By Noah Feldman
Can Twitter Inc. lawfully block racists’ accounts? That’s the question posed in a lawsuit filed last week by Jared Taylor and his New Century Foundation, an organization that, according to the Southern Poverty Law Center, “purports to show the inferiority of blacks to whites.”
The case goes to the very nature of speech on social media platforms. Taylor’s lawyers are arguing that Twitter is a virtual public square in which the First Amendment should apply. If that were so, not only Twitter but all social media would become subject to constitutional norms that usually only prohibit the government from restricting speech. The online world as we know it would be radically transformed. Social media sites would be unable to curb some of the most vile and dangerous postings.
Spoiler alert: I think Taylor is wrong, and that he will lose. Twitter isn’t a true public square. It’s a privately operated platform with all sorts of rules about what can and can’t be said there.
But unlike his racist beliefs, Taylor’s legal argument isn’t completely crazy. It’s based on a real U.S. Supreme Court precedent, one that everyone interested in government and social media should know about.
The case, decided in 1980, is Pruneyard Shopping Center v. Robins. Like the Twitter case, it came out of California, and obliquely involves charges of racism.
The Pruneyard was, and is, a mall in Campbell, California. A group of students set up a table there seeking signatures on a petition that protested the notorious 1975 United Nations resolution declaring Zionism to be “a form of racism.”
The mall had a policy that prohibited public expressive activity for anything other than the mall’s commercial purposes. It prohibited the kids from gathering signatures for their petition. So the students went to court.
The California Supreme Court held that state constitution protected free speech in shopping malls. The court interpreted its own constitution to protect rights that would not be recognized under the First Amendment to the U.S. Constitution, which is usually said to apply only to government action — and whose express language applies only to Congress.
In a moment when conservative justices were inclined toward states’ rights and liberal justices toward an expansive understanding of free speech, the U.S. Supreme Court held that California was entitled to adopt the rule extending free speech to private shopping malls. Although there were numerous concurrences, there were no dissents.
In essence, the justices said that California was free to extend free speech beyond the limits of the First Amendment. The court held that the California rule didn’t take away the mall’s property rights.
Crucially, the Supreme Court said that the mall’s First Amendment rights weren’t abridged, because no one would associate pamphlets or petitions in the mall with the mall owners’ point of view, and with the mall owners themselves being compelled to say anything they didn’t want to say.
Taylor argues that the Pruneyard precedent means the California courts can and should treat Twitter as a private shopping mall. As malls were the public square of the 1980s, runs the argument, so the internet and social media platforms are today’s public square.
Taylor’s legal filing also repeatedly quotes the Supreme Court’s 2017 decision in Packingham v. North Carolina in which Justice Anthony Kennedy, in full rhetorical mode, referred to the internet as “the modern public square.”

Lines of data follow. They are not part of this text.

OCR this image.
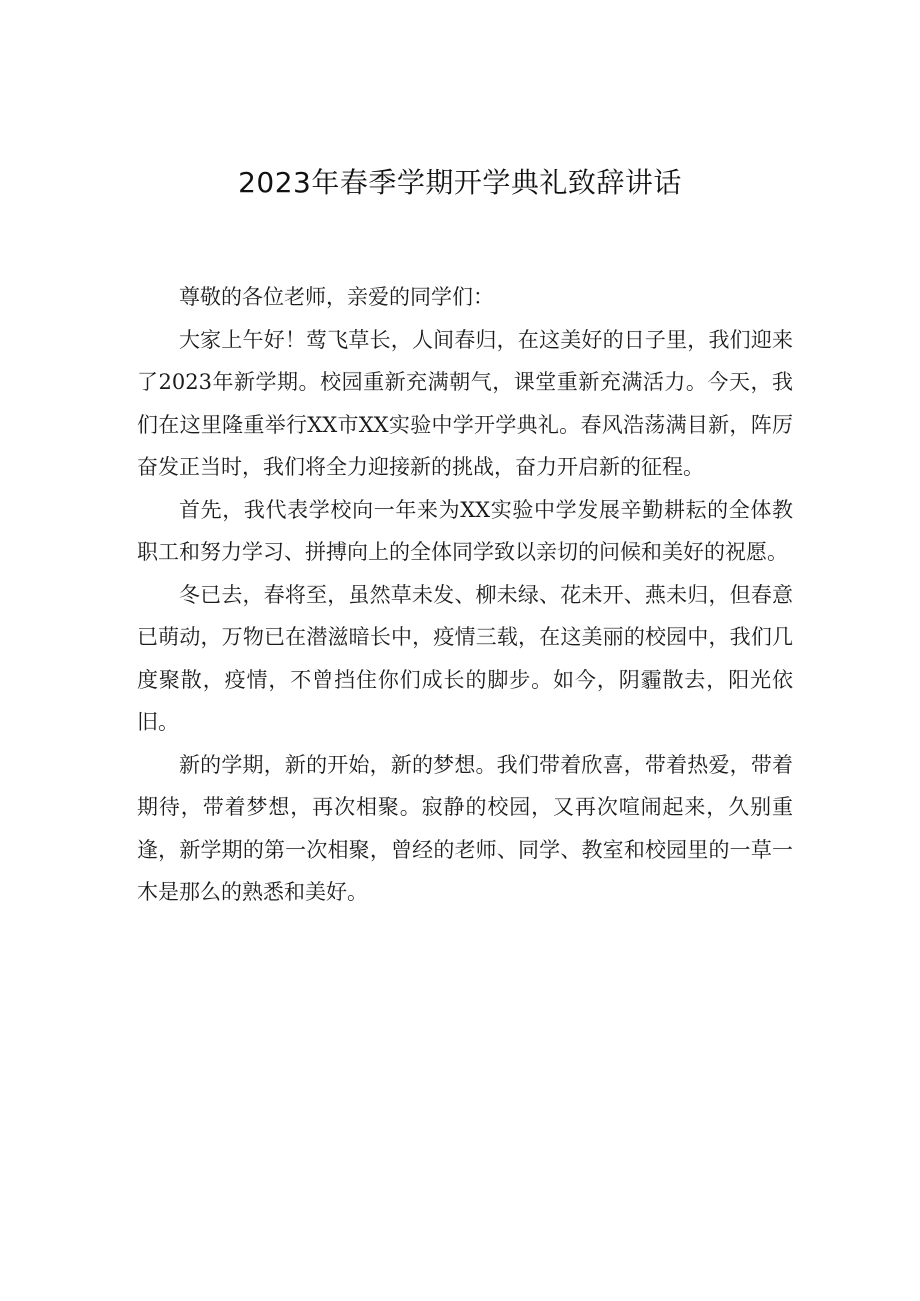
2023年春季学期开学典礼致辞讲话

尊敬的各位老师，亲爱的同学们：

大家上午好！莺飞草长，人间春归，在这美好的日子里，我们迎来了2023年新学期。校园重新充满朝气，课堂重新充满活力。今天，我们在这里隆重举行XX市XX实验中学开学典礼。春风浩荡满目新，阵厉奋发正当时，我们将全力迎接新的挑战，奋力开启新的征程。

首先，我代表学校向一年来为XX实验中学发展辛勤耕耘的全体教职工和努力学习、拼搏向上的全体同学致以亲切的问候和美好的祝愿。

冬已去，春将至，虽然草未发、柳未绿、花未开、燕未归，但春意已萌动，万物已在潜滋暗长中，疫情三载，在这美丽的校园中，我们几度聚散，疫情，不曾挡住你们成长的脚步。如今，阴霾散去，阳光依旧。

新的学期，新的开始，新的梦想。我们带着欣喜，带着热爱，带着期待，带着梦想，再次相聚。寂静的校园，又再次喧闹起来，久别重逢，新学期的第一次相聚，曾经的老师、同学、教室和校园里的一草一木是那么的熟悉和美好。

The Pruneyard case may not be good law today. The Supreme Court’s conceptions of what counts as speech and of the right to free association have evolved since 1980. Today, the mall could probably argue that it did not want to associate itself with any noncommercial politics of any kind. And under the Citizens United rule, a corporation has the same free speech rights as an individual.
But even assuming that the Pruneyard case should control the outcome here, Twitter isn’t a shopping mall that opens itself to the public in the hopes that people will buy. It’s a platform designed to deliver speech. What is allowed on the platform is itself a form of expression — Twitter’s expression.
If California forced Twitter to allow racist content, that decision would likely be attributed to Twitter, as people had the experience of encountering racist content there.
True, no one thinks that Twitter is doing the talking when individuals tweet from their own accounts. But we do understand that the platform has rules that are intended to express its own political values.
Those rules include principles of civility, which don’t necessarily have to do with the users’ viewpoint. But Twitter also bans violent extremism, which is a political viewpoint. Thus, Twitter is taking a position on what political discourse it wants to permit.
In that position is itself a political viewpoint, very close to the purpose of the First Amendment.
There are many more details to be explored here. But the bottom line is that it would be a legal mistake for the California courts to treat the Pruneyard case as a basis for turning social media platforms into free-speech zones.
It would also have the effect of blocking essentially all social media sites from setting rules for content what may be said by users. In the guise of free speech, the California courts would be taking control of online rules. That’s judicial overreach, and whatever the California courts do, the federal courts are very unlikely to allow it.
Noah Feldman is a Bloomberg View columnist. He is a professor of constitutional and international law at Harvard University and was a clerk to U.S. Supreme Court Justice David Souter. This column does not necessarily reflect the opinion of Minnesota Lawyer, the Bloomberg View editorial board or Bloomberg LP and its owners.